Letters to the editor dated September 30, 2021

Letters to the editor dated September 30, 2021

October 1, 2021 Off By Sindy Thompson

The article ‘What have we learned from farmers’ protests?’ (September 30) rightly highlights the ‘woeful infrastructure’ in the villages for storing and handling the agricultural produce. This results in farmer getting poor prices for is crops.

The figure of 40 per cent quoted in the article for the farmers wanting to leave the occupation is low. Almost 90 per cent of the farmers would not want their children to stay in farming.

The only persons who are investing in farm lands are the businessmen, politicians and bureaucrats and owners of self-financing colleges. This keeps the land prices near major cities high.

The Govt must benchmark the income of a farmer with the remuneration of a Govt employee at a suitable level. A farmer holding the 15 standard acres and cultivating the most profitable field crop of sugarcane and using his entire family labour working would not make as much as peon does in Govt offices. And he would have no retirement benefits and health cover on retirement.

D Balasundaram

Coimbatore

Farmers’ agitation against the three farm laws is going on fruitlessly because there is utter lack of resilience and willingness to develop understanding between them and the Centre.

This is intriguing because neither the laws are flawless nor are they so thoughtless so as to be repealed altogether.

The blockage at the borders of Delhi is costing the economy dear, so the farmers must stop being so rigid.

The Supreme Court may also expedite its verdict — the expert committee appointed by it to make recommendations has already submitted its report. This may break the deadlock.

YG Chouksey

Pune

The Apex Court is yet to deal with the reference before it over the farm laws. Though the govt still perceives it an intrusion of the judiciary in a matter that is purely under the purview of the Parliament and the executive, it must be feeling as relieved in being temporarily eased out of an impasse, largely of its own making.
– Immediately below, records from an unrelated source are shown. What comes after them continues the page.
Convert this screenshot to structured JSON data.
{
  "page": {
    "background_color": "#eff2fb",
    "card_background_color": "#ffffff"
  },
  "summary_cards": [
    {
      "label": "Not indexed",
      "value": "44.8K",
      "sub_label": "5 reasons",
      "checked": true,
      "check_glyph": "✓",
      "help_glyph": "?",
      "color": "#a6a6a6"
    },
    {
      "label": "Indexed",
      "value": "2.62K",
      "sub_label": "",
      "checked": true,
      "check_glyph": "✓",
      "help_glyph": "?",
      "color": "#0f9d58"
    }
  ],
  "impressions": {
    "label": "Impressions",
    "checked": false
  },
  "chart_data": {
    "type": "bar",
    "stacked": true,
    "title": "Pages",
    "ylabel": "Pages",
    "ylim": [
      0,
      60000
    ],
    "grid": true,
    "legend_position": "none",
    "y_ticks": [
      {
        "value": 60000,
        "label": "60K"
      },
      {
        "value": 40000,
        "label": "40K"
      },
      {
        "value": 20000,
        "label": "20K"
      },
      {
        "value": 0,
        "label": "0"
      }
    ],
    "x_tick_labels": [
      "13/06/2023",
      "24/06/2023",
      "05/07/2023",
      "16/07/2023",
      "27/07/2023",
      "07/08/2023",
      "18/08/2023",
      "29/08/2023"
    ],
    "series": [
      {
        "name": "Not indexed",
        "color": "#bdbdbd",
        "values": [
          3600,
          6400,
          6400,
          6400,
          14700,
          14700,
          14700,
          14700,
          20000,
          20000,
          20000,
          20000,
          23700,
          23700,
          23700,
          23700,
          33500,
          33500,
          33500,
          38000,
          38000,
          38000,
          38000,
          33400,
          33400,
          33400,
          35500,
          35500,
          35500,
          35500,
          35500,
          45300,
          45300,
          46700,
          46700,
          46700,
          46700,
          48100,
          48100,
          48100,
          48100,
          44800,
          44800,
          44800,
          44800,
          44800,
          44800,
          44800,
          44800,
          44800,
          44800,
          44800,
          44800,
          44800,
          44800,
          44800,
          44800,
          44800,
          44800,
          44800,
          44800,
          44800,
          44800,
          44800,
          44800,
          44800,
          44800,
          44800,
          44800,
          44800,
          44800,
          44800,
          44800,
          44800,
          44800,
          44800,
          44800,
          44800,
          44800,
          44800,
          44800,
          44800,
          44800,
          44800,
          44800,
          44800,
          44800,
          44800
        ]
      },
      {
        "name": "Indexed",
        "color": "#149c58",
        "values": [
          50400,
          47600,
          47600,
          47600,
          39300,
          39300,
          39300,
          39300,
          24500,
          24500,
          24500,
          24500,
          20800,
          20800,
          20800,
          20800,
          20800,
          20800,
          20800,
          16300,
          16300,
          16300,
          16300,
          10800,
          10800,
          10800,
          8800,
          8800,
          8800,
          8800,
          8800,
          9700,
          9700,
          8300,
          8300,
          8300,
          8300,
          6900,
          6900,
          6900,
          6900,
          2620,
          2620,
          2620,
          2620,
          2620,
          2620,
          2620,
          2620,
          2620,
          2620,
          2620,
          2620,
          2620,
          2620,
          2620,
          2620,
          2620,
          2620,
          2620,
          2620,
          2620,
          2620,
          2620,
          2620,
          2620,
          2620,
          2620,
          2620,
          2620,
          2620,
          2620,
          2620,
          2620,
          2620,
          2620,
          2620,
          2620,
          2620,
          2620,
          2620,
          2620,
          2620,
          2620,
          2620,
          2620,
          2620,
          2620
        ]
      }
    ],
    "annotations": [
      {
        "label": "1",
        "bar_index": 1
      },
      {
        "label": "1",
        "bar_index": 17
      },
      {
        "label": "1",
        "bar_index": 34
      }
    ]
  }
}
If it had felt that the laws are in order and farmer friendly it could have pitched the proposals to the stakeholders of the agro sector with greater persuasion and finesse before tabling the Bills or dealt firmly with the agitations, now that it had become law. Evidently the government wanted to have the pie and eat it too — it needed the farmer vote bank as much as it needed to show its executive supremacy. But the UP elections may yet provide an uncomfortable twist. A sagacious government and an earnest farming fraternity ought to assist the Apex court in a modus Vivendi for a win-win outcome.

R Narayanan

Navi Mumbai

This refers to ‘WHO’s hot seat’ (September 30). The UN body had to cop a lot of criticism for its perceived lack of leadership during the Covid crisis last year.Even now the WHO is perceived to be soft on China on the inquiry regarding the pandemic’s origins.

Hence a thorough overhaul of the functional and organisational set-up of WHO is vital, for which a vibrant leadership is of crucial importance.